La Goldman Sachs, sans foi ni loi
Suite à l’aggravation de la conjoncture économique engendrée par la crise financière de 2008, un climat anxiogène s’installe au sein des états et des marchés financiers. Les obligations grecques fluctuent au gré du vent et, avec elles, le sort de tout un peuple. La zone euro craint pour sa monnaie, les états membres une crise systémique.

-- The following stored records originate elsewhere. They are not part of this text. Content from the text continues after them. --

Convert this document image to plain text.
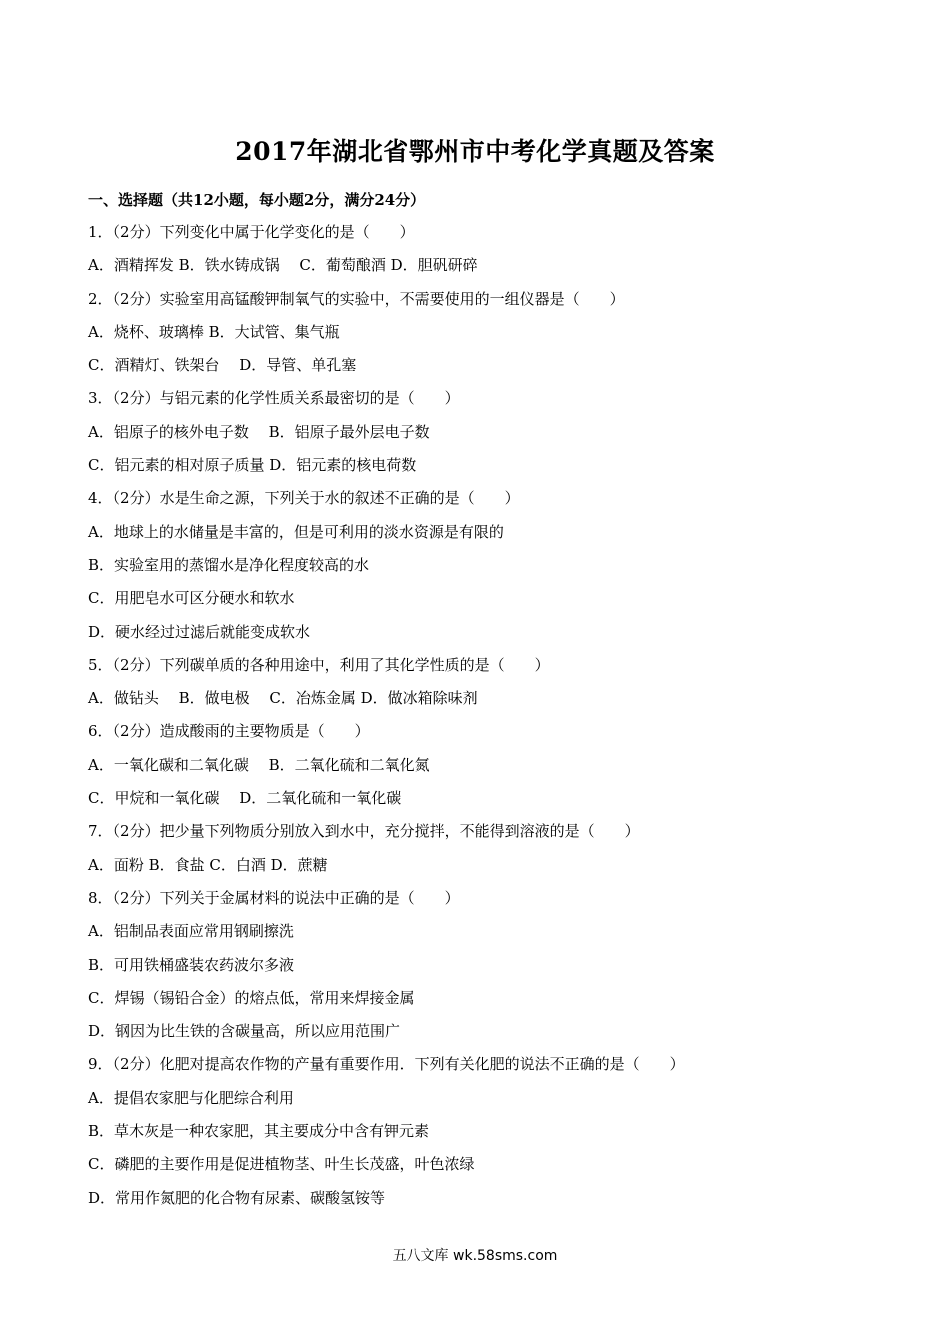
2017年湖北省鄂州市中考化学真题及答案
一、选择题（共12小题，每小题2分，满分24分）
1．（2分）下列变化中属于化学变化的是（　　）
A．酒精挥发 B．铁水铸成锅　 C．葡萄酿酒 D．胆矾研碎
2．（2分）实验室用高锰酸钾制氧气的实验中，不需要使用的一组仪器是（　　）
A．烧杯、玻璃棒 B．大试管、集气瓶
C．酒精灯、铁架台　 D．导管、单孔塞
3．（2分）与铝元素的化学性质关系最密切的是（　　）
A．铝原子的核外电子数　 B．铝原子最外层电子数
C．铝元素的相对原子质量 D．铝元素的核电荷数
4．（2分）水是生命之源，下列关于水的叙述不正确的是（　　）
A．地球上的水储量是丰富的，但是可利用的淡水资源是有限的
B．实验室用的蒸馏水是净化程度较高的水
C．用肥皂水可区分硬水和软水
D．硬水经过过滤后就能变成软水
5．（2分）下列碳单质的各种用途中，利用了其化学性质的是（　　）
A．做钻头　 B．做电极　 C．冶炼金属 D．做冰箱除味剂
6．（2分）造成酸雨的主要物质是（　　）
A．一氧化碳和二氧化碳　 B．二氧化硫和二氧化氮
C．甲烷和一氧化碳　 D．二氧化硫和一氧化碳
7．（2分）把少量下列物质分别放入到水中，充分搅拌，不能得到溶液的是（　　）
A．面粉 B．食盐 C．白酒 D．蔗糖
8．（2分）下列关于金属材料的说法中正确的是（　　）
A．铝制品表面应常用钢刷擦洗
B．可用铁桶盛装农药波尔多液
C．焊锡（锡铅合金）的熔点低，常用来焊接金属
D．钢因为比生铁的含碳量高，所以应用范围广
9．（2分）化肥对提高农作物的产量有重要作用．下列有关化肥的说法不正确的是（　　）
A．提倡农家肥与化肥综合利用
B．草木灰是一种农家肥，其主要成分中含有钾元素
C．磷肥的主要作用是促进植物茎、叶生长茂盛，叶色浓绿
D．常用作氮肥的化合物有尿素、碳酸氢铵等
五八文库 wk.58sms.com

Les agences de notation et les investisseurs sonnent le glas de la Grèce, tout cela en chœur. les premiers, en dégradant la solvabilité du pays, donnent matière aux seconds, principalement des fonds d’investissements, des banques et des fortunes privées, à se prémunir contre les défauts de crédit en investissant massivement sur des CDS (Credit Default Swap). Ces titres spéculatifs,dont la valeur est négativement corrélée au prix des obligations grecques, ne sont que la matérialisation boursière d’un pari sur la faillite hellénique. La Goldman Sachs se place en acteur cardinal du marché des CDS et agit comme un catalyseur du mouvement en conseillant ses clients d’acheter ces dérivés financiers, anticipant ainsi une hausse du prix desdits CDS, évidemment dans une affaire de conflit d’intérêts très claire. En coopération étroite avec la Goldman Sachs, la NBG (National Bank of Greece), dès lors principal dépositaire des fameux swaps de devises résultant du deal de 2001, créée une entité ad hoc de titrisation (titlos) impliquant la transformation des créances souveraines en titres financiers, et ce en vue d’utiliser ces swaps comme nantissement pour de nouveaux emprunts auprès de la BCE, de quoi se refinancer temporairement et retarder l’échéance de quelque peu.
La dette étant devenue insoutenable, la contrepartie pour adhérer à l’eldorado monétaire fantasmé par beaucoup s’est révélée trop importante pour un pays comme la Grèce, qui ne s’était finalement jamais mis en rang. Une responsabilité morale pèse, à juste titre, sur les protagonistes d’une scène dont l’issue n’avait in fine rien de théâtrale, dont les implications étaient bien réelles. Sur fond de sédition du monde de la finance sur la politique d’un état, la crise des dettes souveraines aura permis de mettre en lumière tant le manque de rigueur des contrôleurs européens que la démesure des représentants grecs du pouvoir exécutif.
Cet article a été rédigé par Youcef Nazim Tahari.